Die dritte, infrastrukturelle Dimension des Change Management Prozesses nach Achterbergh und Vriens befasst sich mit den erforderlichen Eigenschaften und Veränderungen der Infrastruktur, die sich aus der funktionalen und der sozialen Dimension ergeben. Sie gibt also keine Ziele vor, sondern schafft die Basis, auf der Sie die in den anderen Dimensionen definierten Ziele realisieren. Hierbei spielen drei Faktoren eine wesentliche Rolle:
- der Aufbau und die Zusammensetzung der Organisationsstruktur,
- Maßnahmen im Bereich HR, die zu Veränderungen motivieren und sie stimulieren
- Technologien für die Kommunikation, Erforschung und Gestaltung von Lösungen.
Achterbergh und Vriens weisen auf besondere Fehlerquellen im Change Management hin, die speziell Veränderungen an der Infrastruktur eines Unternehmens betreffen. Sie entstehen dadurch, dass Mitarbeiter ineffiziente Strukturen - und damit die Notwendigkeit von Veränderungen - selbst erkennen, sie aber nicht beseitigen (können), sondern nur lokal darum herumwerken. Solche Workarounds bilden mitunter selbst Hindernisse für ein Change Management, wenn sie sich in die Unternehmenskultur einschleifen.

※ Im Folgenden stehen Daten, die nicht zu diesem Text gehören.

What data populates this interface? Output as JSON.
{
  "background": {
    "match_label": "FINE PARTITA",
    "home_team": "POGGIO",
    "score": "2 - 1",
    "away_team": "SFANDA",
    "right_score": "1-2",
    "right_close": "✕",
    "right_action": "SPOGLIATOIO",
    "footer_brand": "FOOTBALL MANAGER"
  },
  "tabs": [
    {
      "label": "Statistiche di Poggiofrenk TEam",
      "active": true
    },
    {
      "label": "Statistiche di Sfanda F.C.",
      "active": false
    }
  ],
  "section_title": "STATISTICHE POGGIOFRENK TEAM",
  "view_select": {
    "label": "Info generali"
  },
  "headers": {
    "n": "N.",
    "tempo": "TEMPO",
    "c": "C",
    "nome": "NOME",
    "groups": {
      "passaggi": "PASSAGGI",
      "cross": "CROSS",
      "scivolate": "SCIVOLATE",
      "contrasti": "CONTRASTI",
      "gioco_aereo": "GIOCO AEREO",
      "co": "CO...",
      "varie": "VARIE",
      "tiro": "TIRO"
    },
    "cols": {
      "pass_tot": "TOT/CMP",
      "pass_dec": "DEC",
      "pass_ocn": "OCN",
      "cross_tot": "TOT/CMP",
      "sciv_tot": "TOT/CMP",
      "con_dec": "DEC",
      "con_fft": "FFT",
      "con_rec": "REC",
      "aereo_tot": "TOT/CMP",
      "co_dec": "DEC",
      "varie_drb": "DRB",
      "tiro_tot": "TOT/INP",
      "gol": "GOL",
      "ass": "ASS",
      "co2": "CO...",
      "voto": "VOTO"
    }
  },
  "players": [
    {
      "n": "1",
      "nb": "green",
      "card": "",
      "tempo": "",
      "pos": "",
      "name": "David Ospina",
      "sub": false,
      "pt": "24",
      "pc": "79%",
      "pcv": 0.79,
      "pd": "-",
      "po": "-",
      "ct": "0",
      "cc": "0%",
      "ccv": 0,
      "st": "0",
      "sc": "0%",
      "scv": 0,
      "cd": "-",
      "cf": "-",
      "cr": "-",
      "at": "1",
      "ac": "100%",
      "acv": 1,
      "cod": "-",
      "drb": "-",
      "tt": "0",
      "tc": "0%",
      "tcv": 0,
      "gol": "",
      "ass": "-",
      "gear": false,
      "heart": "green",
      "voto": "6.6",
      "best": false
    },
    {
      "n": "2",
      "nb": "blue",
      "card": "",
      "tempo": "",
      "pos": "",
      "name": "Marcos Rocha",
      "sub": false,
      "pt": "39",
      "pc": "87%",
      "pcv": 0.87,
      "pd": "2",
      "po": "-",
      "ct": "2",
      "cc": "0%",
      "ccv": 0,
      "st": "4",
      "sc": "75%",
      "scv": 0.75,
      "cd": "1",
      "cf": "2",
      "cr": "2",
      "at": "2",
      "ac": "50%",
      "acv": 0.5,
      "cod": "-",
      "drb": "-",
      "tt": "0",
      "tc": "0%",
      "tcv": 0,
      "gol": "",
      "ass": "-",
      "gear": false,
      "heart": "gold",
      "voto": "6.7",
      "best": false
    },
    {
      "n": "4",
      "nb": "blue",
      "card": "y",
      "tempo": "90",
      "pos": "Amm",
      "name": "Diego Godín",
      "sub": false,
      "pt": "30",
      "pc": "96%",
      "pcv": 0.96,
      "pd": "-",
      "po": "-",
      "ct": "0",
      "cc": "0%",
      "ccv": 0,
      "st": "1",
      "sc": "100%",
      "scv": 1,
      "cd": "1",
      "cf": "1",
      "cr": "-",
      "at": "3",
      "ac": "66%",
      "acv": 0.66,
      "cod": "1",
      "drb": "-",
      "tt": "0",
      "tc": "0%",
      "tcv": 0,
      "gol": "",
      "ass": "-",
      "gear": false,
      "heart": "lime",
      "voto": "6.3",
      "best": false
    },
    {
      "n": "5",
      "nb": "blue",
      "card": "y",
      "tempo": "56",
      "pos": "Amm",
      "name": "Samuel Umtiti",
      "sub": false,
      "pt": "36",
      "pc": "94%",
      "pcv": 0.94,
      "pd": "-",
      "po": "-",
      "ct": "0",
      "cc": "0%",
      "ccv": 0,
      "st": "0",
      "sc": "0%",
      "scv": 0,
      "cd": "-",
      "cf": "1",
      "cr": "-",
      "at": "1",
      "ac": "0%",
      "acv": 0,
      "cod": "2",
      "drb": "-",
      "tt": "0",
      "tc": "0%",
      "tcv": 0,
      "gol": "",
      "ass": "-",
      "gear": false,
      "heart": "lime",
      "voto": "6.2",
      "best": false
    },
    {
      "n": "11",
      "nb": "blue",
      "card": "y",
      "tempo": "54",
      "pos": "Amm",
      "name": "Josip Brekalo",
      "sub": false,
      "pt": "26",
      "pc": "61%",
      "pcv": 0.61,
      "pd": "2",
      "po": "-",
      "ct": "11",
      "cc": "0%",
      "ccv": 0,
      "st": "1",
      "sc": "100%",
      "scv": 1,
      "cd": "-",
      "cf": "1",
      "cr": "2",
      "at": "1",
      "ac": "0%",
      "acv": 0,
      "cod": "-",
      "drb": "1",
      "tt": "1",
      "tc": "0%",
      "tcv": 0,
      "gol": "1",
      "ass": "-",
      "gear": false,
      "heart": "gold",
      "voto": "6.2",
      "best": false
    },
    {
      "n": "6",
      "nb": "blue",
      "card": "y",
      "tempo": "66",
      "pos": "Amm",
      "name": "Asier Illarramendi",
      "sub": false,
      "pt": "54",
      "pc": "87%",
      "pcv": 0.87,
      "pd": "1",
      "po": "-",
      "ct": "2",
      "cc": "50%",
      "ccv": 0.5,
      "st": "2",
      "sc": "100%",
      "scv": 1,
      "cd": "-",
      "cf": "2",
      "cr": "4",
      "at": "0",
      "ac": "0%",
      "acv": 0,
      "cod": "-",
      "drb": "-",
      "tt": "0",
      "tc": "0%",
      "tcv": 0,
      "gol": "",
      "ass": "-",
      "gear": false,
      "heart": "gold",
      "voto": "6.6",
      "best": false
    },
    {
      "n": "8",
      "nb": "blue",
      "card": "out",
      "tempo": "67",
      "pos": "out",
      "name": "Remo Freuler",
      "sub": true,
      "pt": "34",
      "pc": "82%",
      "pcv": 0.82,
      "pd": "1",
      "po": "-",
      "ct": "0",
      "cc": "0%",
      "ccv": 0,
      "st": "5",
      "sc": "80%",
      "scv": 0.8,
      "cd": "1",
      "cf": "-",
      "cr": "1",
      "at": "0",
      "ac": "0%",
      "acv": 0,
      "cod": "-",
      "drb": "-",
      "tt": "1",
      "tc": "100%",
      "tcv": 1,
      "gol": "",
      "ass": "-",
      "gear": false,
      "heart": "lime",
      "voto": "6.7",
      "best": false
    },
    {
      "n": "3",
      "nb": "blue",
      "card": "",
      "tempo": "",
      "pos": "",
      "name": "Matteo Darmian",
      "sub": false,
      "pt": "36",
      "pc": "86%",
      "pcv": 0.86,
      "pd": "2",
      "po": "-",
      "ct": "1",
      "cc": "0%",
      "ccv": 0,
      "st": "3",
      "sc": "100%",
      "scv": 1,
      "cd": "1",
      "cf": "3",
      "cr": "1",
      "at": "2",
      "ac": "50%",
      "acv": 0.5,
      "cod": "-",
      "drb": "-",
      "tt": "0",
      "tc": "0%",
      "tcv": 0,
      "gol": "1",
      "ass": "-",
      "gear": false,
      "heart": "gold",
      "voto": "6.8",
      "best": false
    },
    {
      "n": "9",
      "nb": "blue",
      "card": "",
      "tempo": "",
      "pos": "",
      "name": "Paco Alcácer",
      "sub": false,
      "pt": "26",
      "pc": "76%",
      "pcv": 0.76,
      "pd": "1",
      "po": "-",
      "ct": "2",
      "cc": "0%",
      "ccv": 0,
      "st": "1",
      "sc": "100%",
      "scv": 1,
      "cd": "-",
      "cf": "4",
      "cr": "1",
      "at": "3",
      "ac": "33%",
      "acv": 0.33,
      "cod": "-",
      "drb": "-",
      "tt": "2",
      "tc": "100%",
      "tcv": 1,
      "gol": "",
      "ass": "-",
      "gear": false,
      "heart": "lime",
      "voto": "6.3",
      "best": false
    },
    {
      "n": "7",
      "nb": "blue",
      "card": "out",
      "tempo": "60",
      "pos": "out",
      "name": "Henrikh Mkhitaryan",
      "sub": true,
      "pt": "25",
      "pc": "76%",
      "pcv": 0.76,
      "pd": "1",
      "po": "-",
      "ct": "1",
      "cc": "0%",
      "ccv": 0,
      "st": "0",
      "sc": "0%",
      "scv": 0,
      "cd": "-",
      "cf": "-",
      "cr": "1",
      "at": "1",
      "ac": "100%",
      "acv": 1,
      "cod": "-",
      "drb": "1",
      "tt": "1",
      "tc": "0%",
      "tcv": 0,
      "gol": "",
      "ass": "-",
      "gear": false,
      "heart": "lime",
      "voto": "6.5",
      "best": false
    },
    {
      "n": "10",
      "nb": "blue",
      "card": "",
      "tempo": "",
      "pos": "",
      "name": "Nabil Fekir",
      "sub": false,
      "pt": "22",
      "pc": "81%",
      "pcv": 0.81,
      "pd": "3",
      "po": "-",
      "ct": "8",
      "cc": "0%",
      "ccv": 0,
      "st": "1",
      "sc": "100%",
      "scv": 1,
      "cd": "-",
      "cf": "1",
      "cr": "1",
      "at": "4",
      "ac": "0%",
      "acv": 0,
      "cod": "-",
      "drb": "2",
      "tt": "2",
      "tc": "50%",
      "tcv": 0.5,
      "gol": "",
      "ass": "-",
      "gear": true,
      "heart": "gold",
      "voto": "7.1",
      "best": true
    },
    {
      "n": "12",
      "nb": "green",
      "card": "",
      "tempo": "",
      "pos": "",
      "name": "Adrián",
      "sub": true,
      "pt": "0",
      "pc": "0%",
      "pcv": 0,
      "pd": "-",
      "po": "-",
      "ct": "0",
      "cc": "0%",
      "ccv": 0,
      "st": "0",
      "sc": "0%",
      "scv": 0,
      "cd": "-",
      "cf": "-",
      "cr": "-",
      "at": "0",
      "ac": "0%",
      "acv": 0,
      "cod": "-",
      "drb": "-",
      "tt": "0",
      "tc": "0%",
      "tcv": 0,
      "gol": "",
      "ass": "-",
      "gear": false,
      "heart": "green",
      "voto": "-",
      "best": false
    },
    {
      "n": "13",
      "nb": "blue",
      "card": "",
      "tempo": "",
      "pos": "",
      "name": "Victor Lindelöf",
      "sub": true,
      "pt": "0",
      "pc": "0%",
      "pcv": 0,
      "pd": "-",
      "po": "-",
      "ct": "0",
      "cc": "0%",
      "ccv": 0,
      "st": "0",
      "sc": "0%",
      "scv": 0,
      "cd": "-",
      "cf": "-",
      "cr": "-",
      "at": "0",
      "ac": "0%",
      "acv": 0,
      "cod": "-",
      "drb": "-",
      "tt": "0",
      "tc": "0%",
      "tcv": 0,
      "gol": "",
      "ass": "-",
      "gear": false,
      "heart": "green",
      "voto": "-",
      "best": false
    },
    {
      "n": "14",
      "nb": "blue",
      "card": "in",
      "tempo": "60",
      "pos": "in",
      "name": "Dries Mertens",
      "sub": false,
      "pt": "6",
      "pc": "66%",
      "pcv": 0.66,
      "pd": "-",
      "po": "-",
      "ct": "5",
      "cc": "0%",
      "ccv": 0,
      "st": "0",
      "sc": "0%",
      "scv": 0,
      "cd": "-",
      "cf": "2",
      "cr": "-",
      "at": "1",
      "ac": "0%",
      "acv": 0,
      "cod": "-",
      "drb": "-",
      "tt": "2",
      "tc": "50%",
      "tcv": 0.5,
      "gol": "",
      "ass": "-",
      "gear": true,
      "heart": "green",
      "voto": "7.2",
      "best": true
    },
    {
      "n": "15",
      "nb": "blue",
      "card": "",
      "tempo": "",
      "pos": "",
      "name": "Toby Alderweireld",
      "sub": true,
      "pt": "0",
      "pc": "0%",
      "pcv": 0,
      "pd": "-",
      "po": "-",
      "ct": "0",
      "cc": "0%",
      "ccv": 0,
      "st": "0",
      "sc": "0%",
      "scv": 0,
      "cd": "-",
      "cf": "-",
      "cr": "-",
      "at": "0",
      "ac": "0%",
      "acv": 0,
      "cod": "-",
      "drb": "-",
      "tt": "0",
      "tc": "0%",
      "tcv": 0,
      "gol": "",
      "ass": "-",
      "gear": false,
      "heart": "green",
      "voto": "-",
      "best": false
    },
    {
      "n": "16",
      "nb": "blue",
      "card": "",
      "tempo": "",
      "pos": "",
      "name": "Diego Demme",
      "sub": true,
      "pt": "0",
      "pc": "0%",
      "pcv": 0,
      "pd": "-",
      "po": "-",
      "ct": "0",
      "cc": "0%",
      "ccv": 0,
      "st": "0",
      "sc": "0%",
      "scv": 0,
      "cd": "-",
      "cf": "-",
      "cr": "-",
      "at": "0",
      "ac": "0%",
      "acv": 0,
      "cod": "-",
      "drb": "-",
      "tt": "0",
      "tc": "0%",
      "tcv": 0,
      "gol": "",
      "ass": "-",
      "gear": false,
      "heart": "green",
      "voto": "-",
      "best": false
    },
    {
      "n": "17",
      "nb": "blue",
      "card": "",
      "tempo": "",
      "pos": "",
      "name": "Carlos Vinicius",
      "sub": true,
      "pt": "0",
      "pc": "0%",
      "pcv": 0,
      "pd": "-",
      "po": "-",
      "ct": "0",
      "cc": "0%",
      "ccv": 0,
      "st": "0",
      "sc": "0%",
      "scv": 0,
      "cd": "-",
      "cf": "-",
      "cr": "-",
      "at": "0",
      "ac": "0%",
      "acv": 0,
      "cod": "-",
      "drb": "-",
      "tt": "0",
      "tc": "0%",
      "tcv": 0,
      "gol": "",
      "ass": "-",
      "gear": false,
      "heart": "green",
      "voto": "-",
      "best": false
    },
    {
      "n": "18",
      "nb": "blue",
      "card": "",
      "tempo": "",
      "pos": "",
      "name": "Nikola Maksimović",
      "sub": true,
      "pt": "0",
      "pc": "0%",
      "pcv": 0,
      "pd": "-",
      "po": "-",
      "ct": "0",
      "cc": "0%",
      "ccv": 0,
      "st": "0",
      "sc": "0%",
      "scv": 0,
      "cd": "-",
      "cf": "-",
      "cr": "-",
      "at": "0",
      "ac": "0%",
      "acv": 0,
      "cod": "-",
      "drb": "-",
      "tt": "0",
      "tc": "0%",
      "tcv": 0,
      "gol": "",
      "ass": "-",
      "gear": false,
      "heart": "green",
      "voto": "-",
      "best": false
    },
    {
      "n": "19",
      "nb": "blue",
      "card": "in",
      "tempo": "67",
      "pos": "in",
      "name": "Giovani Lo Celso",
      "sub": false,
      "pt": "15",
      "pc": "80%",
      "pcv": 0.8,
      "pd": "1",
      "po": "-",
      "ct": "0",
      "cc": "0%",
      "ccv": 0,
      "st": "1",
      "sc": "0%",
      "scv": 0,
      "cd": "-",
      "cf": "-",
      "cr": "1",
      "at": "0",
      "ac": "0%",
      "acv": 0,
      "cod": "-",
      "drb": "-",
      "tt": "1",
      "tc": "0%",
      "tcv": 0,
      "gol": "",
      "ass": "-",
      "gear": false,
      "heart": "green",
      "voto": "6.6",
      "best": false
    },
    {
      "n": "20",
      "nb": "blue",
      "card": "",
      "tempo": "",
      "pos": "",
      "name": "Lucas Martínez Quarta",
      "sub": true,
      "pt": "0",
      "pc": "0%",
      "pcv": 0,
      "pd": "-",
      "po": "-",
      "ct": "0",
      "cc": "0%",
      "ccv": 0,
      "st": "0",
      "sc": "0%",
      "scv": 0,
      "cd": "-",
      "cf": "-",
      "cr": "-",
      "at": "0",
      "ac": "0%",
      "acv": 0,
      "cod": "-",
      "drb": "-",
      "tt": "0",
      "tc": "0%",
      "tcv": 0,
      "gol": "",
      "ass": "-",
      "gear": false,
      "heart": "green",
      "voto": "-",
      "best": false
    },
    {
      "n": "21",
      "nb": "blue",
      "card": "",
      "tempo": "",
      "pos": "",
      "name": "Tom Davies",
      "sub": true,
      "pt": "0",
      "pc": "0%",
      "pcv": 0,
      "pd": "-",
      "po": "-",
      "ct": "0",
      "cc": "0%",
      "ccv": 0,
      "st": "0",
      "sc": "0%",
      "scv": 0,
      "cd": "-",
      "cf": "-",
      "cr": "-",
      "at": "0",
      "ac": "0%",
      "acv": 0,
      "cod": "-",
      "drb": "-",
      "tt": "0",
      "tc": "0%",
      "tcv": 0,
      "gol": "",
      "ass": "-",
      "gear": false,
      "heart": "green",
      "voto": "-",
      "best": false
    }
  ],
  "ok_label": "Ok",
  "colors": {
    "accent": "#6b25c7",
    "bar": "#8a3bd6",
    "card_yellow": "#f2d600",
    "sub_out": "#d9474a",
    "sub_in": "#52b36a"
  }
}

Ein weiteres Problem ist hier, dass die mangelnde Fähigkeit eines Unternehmens, seine Infrastruktur zu optimieren, erwarten lässt, dass es den Aufbau der für ein erfolgreiches Change Management nötigen Infrastruktur ebenfalls nicht aus eigener Kraft leisten kann. In einem solchen Fall ist dann eine externe Unterstützung gefordert, die ein professioneller Dienstleister geben kann.
Fazit
John P. Kotter hat mit seinen Werken zum Change Management die Grundlagen für die wissenschaftliche Auseinandersetzung mit der Thematik geschaffen. Sein Achtstufenplan bildet die Matrix für die Entwicklung konkreter Veränderungsprozesse in Unternehmen, aber auch die Basis für den Entwurf anderer Change Management Modelle. Diese liefern einerseits einfacher strukturierte, leichter verständliche Ansätze, weisen andererseits aber auch auf zusätzliche Fehlerquellen und Risiken bei Change Management Prozessen hin.
Quellen:
Kotter, J. P. (2012). Leading Change. Harvard business review press.
Howard, N. (1995). Organisational fitness: Corporate effectiveness through management cybernetics. Book review.
van Caspel, F. (2011) VSM as a Tool for Organizational Change? - A Critical Examination. Nijmegen School of Management.
Jackson, M. (1989). Evaluating the managerial significance of the vsm. In The Viable System Model: Interpretations and Applications of Stafford Beer’s VSM.